The drought was over; rain poured its velveteen sheets
past her window, and clouds hid lush, green mountains from view.
Cars sizzled below, staticky, like a dead television screen,
while naked I crouched at the sill, looking out, hearing behind me
her bare feet rasp across even more barren tatami.

It’d been too long. We drank water to refresh,
kissed furtively to remind. The awkwardness of confused feelings
and the unwillingness to reach beyond ourselves
drunkened me, making light my steps towards home.
Headphones pierced the gauze of reverie: “Just the
gentle art of making enemies.” Smile, bow, smile again

At the elderly Nipponese startling up at me,
too surprised for a moment
to look away.

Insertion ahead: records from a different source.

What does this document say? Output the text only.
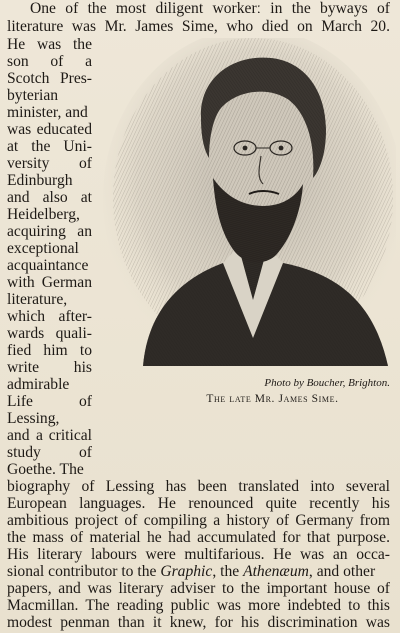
One of the most diligent workerː in the byways of
literature was Mr. James Sime, who died on March 20.
He was the
son of a
Scotch Pres-
byterian
minister, and
was educated
at the Uni-
versity of
Edinburgh
and also at
Heidelberg,
acquiring an
exceptional
acquaintance
with German
literature,
which after-
wards quali-
fied him to
write his
admirable
Life of
Lessing,
and a critical
study of
Goethe. The
Photo by Boucher, Brighton.
The late Mr. James Sime.
biography of Lessing has been translated into several
European languages. He renounced quite recently his
ambitious project of compiling a history of Germany from
the mass of material he had accumulated for that purpose.
His literary labours were multifarious. He was an occa-
sional contributor to the Graphic, the Athenæum, and other
papers, and was literary adviser to the important house of
Macmillan. The reading public was more indebted to this
modest penman than it knew, for his discrimination was
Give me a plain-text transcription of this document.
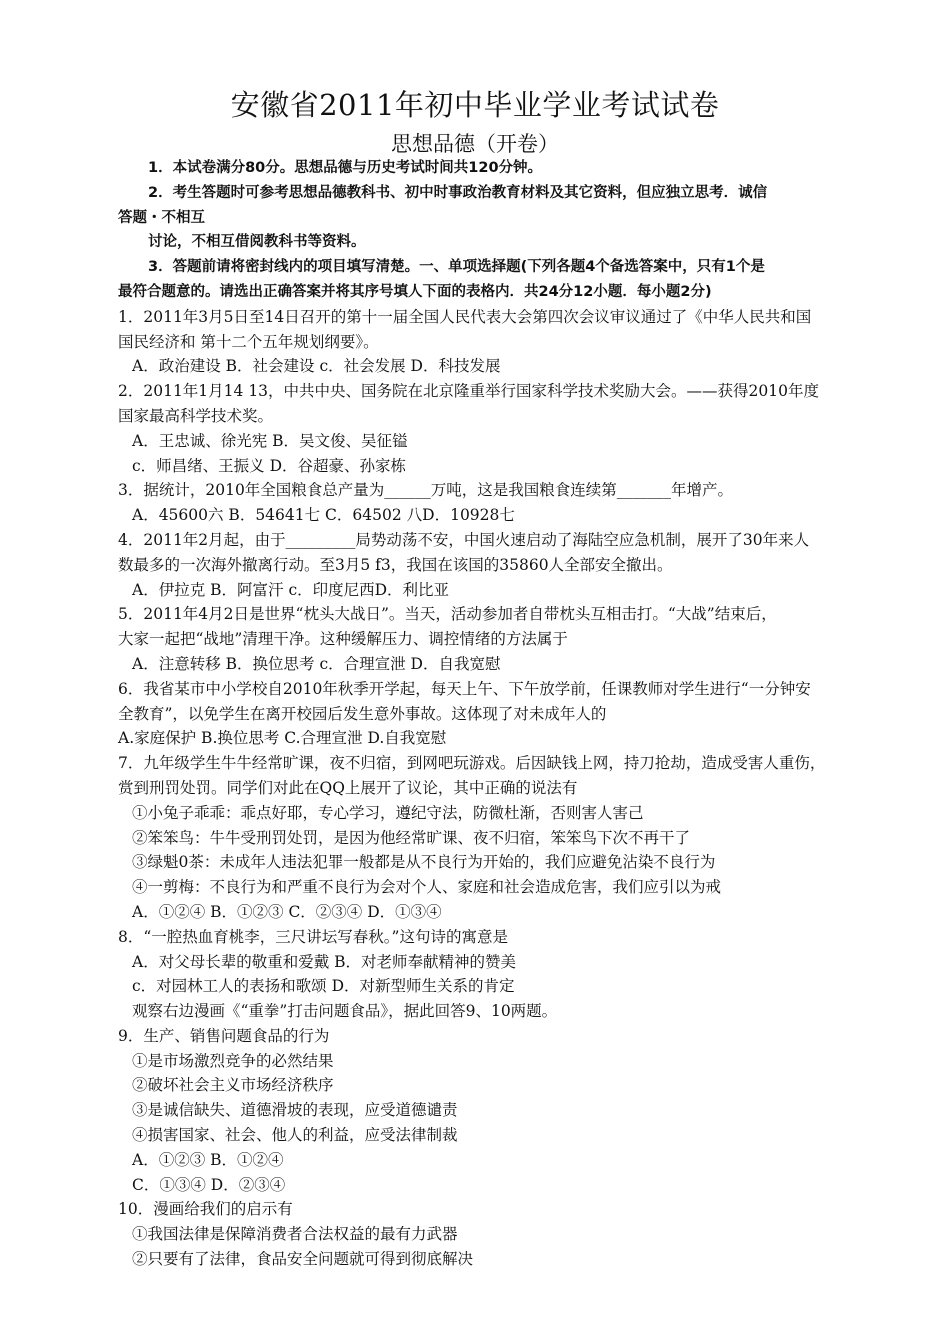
安徽省2011年初中毕业学业考试试卷
思想品德（开卷）
1．本试卷满分80分。思想品德与历史考试时间共120分钟。
2．考生答题时可参考思想品德教科书、初中时事政治教育材料及其它资料，但应独立思考．诚信
答题・不相互
讨论，不相互借阅教科书等资料。
3．答题前请将密封线内的项目填写清楚。一、单项选择题(下列各题4个备选答案中，只有1个是
最符合题意的。请选出正确答案并将其序号填人下面的表格内．共24分12小题．每小题2分)
1．2011年3月5日至14日召开的第十一届全国人民代表大会第四次会议审议通过了《中华人民共和国
国民经济和 第十二个五年规划纲要》。
A．政治建设 B．社会建设 c．社会发展 D．科技发展
2．2011年1月14 13，中共中央、国务院在北京隆重举行国家科学技术奖励大会。——获得2010年度
国家最高科学技术奖。
A．王忠诚、徐光宪 B．吴文俊、吴征镒
c．师昌绪、王振义 D．谷超豪、孙家栋
3．据统计，2010年全国粮食总产量为______万吨，这是我国粮食连续第_______年增产。
A．45600六 B．54641七 C．64502 八D．10928七
4．2011年2月起，由于_________局势动荡不安，中国火速启动了海陆空应急机制，展开了30年来人
数最多的一次海外撤离行动。至3月5 f3，我国在该国的35860人全部安全撤出。
A．伊拉克 B．阿富汗 c．印度尼西D．利比亚
5．2011年4月2日是世界“枕头大战日”。当天，活动参加者自带枕头互相击打。“大战”结束后，
大家一起把“战地”清理干净。这种缓解压力、调控情绪的方法属于
A．注意转移 B．换位思考 c．合理宣泄 D．自我宽慰
6．我省某市中小学校自2010年秋季开学起，每天上午、下午放学前，任课教师对学生进行“一分钟安
全教育”，以免学生在离开校园后发生意外事故。这体现了对未成年人的
A.家庭保护 B.换位思考 C.合理宣泄 D.自我宽慰
7．九年级学生牛牛经常旷课，夜不归宿，到网吧玩游戏。后因缺钱上网，持刀抢劫，造成受害人重伤，
赏到刑罚处罚。同学们对此在QQ上展开了议论，其中正确的说法有
①小兔子乖乖：乖点好耶，专心学习，遵纪守法，防微杜渐，否则害人害己
②笨笨鸟：牛牛受刑罚处罚，是因为他经常旷课、夜不归宿，笨笨鸟下次不再干了
③绿魁0茶：未成年人违法犯罪一般都是从不良行为开始的，我们应避免沾染不良行为
④一剪梅：不良行为和严重不良行为会对个人、家庭和社会造成危害，我们应引以为戒
A．①②④ B．①②③ C．②③④ D．①③④
8．“一腔热血育桃李，三尺讲坛写春秋。”这句诗的寓意是
A．对父母长辈的敬重和爱戴 B．对老师奉献精神的赞美
c．对园林工人的表扬和歌颂 D．对新型师生关系的肯定
观察右边漫画《“重拳”打击问题食品》，据此回答9、10两题。
9．生产、销售问题食品的行为
①是市场激烈竞争的必然结果
②破坏社会主义市场经济秩序
③是诚信缺失、道德滑坡的表现，应受道德谴责
④损害国家、社会、他人的利益，应受法律制裁
A．①②③ B．①②④
C．①③④ D．②③④
10．漫画给我们的启示有
①我国法律是保障消费者合法权益的最有力武器
②只要有了法律，食品安全问题就可得到彻底解决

But I

didn’t mind. I was feeling good beneath my umbrella of
habit, remembering how, like a nun robed I’d prayed
between those long, luscious legs
pointing neither towards heaven nor hell.

On the other side of the world,
something like disappointment fell from the sky, but the memory
of her orgasm--pure, angelic--called me, hailed me,
as I sleepwalked across concrete dune seas.
Oh, that rain and that polyurethane smile,
sheathed me, made me…perhaps even kept me…safe.

In that gray palace of destruction, the sun has long since risen,
and I would birth no children—not yet, you see:
the label on her condoms could've read: “Made in Japan was I.”